Parallel_groups feature


#1

Hi,

Use Case

a lot of time i am running into the scenario that i have a set of N jobs where only X of them should run in parallel.

As of now i could achieve this type of parallelism by the usage of the serial_groups feature.
I create N/X many serial_groups labels and distribute them among the N jobs equally.

But the outcome of this parallelism is not very flexible.

  1. I can’t easily change the value of Jobs that run in parallel at once without editing the serial_groups labels.
  2. Maybe the Set of jobs that share the serial_group label foo are finished faster than the jobs that share the serial_groups label bar. In this case i am not using my resources efficient as i have to wait until the jobs with label bar finished sequentially.

Suggested solution

My idea was to add another label type parallel_groups which is similar to serial_groups but is not constraining the parallelism by putting Jobs into sequential brackets.

Each parallel_group would define an integer value max_in_flight_jobs.

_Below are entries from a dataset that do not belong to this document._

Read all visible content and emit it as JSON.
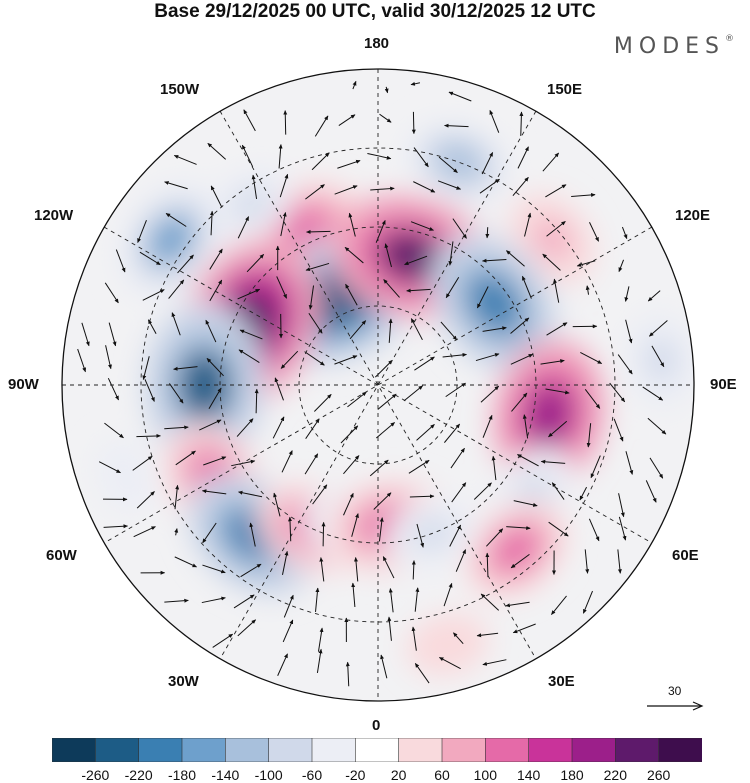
{
  "title": "Base 29/12/2025 00 UTC, valid 30/12/2025 12 UTC",
  "brand": "MODES",
  "brand_mark": "®",
  "longitude_labels": {
    "top": "180",
    "bottom": "0",
    "left": "90W",
    "right": "90E",
    "upper_left": "150W",
    "upper_right": "150E",
    "mid_upper_left": "120W",
    "mid_upper_right": "120E",
    "mid_lower_left": "60W",
    "mid_lower_right": "60E",
    "lower_left": "30W",
    "lower_right": "30E"
  },
  "vector_scale": "30",
  "colorbar": {
    "ticks": [
      "-260",
      "-220",
      "-180",
      "-140",
      "-100",
      "-60",
      "-20",
      "20",
      "60",
      "100",
      "140",
      "180",
      "220",
      "260"
    ],
    "colors": [
      "#0d3a5a",
      "#1d5c86",
      "#3a7fb2",
      "#6ea0cc",
      "#a8c0dc",
      "#d0d9ea",
      "#eceef5",
      "#ffffff",
      "#f9dadd",
      "#f2a9bf",
      "#e56aa8",
      "#c9339a",
      "#9c1f8a",
      "#5e1a6b",
      "#3e0d4d"
    ]
  },
  "anomaly_cells": [
    {
      "lon": -155,
      "dist": 0.55,
      "value": 120
    },
    {
      "lon": -145,
      "dist": 0.7,
      "value": -60
    },
    {
      "lon": -125,
      "dist": 0.8,
      "value": -140
    },
    {
      "lon": -155,
      "dist": 0.3,
      "value": -240
    },
    {
      "lon": 165,
      "dist": 0.42,
      "value": 230
    },
    {
      "lon": 160,
      "dist": 0.75,
      "value": -100
    },
    {
      "lon": 130,
      "dist": 0.72,
      "value": 80
    },
    {
      "lon": 125,
      "dist": 0.45,
      "value": -200
    },
    {
      "lon": 95,
      "dist": 0.9,
      "value": -80
    },
    {
      "lon": 80,
      "dist": 0.55,
      "value": 200
    },
    {
      "lon": 55,
      "dist": 0.6,
      "value": -80
    },
    {
      "lon": 40,
      "dist": 0.68,
      "value": 110
    },
    {
      "lon": -115,
      "dist": 0.45,
      "value": 260
    },
    {
      "lon": -90,
      "dist": 0.55,
      "value": -230
    },
    {
      "lon": -60,
      "dist": 0.6,
      "value": 130
    },
    {
      "lon": -40,
      "dist": 0.62,
      "value": -180
    },
    {
      "lon": -25,
      "dist": 0.5,
      "value": 110
    },
    {
      "lon": -10,
      "dist": 0.45,
      "value": -80
    },
    {
      "lon": 5,
      "dist": 0.45,
      "value": 140
    },
    {
      "lon": 20,
      "dist": 0.5,
      "value": -70
    },
    {
      "lon": -70,
      "dist": 0.85,
      "value": -30
    },
    {
      "lon": 15,
      "dist": 0.85,
      "value": 40
    }
  ]
}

All Jobs that are labeled with the same parallel_groups label, run in parallel and are only constrained by the maximal number of parallel jobs defined by max_in_flight_jobs.

This would guarantee that the all jobs in parallel_groups bracket would be executed in parallel as efficient as possible respecting the max_in_flight_jobs constraint.

If there is an interest i would like to participate in a PR.

best D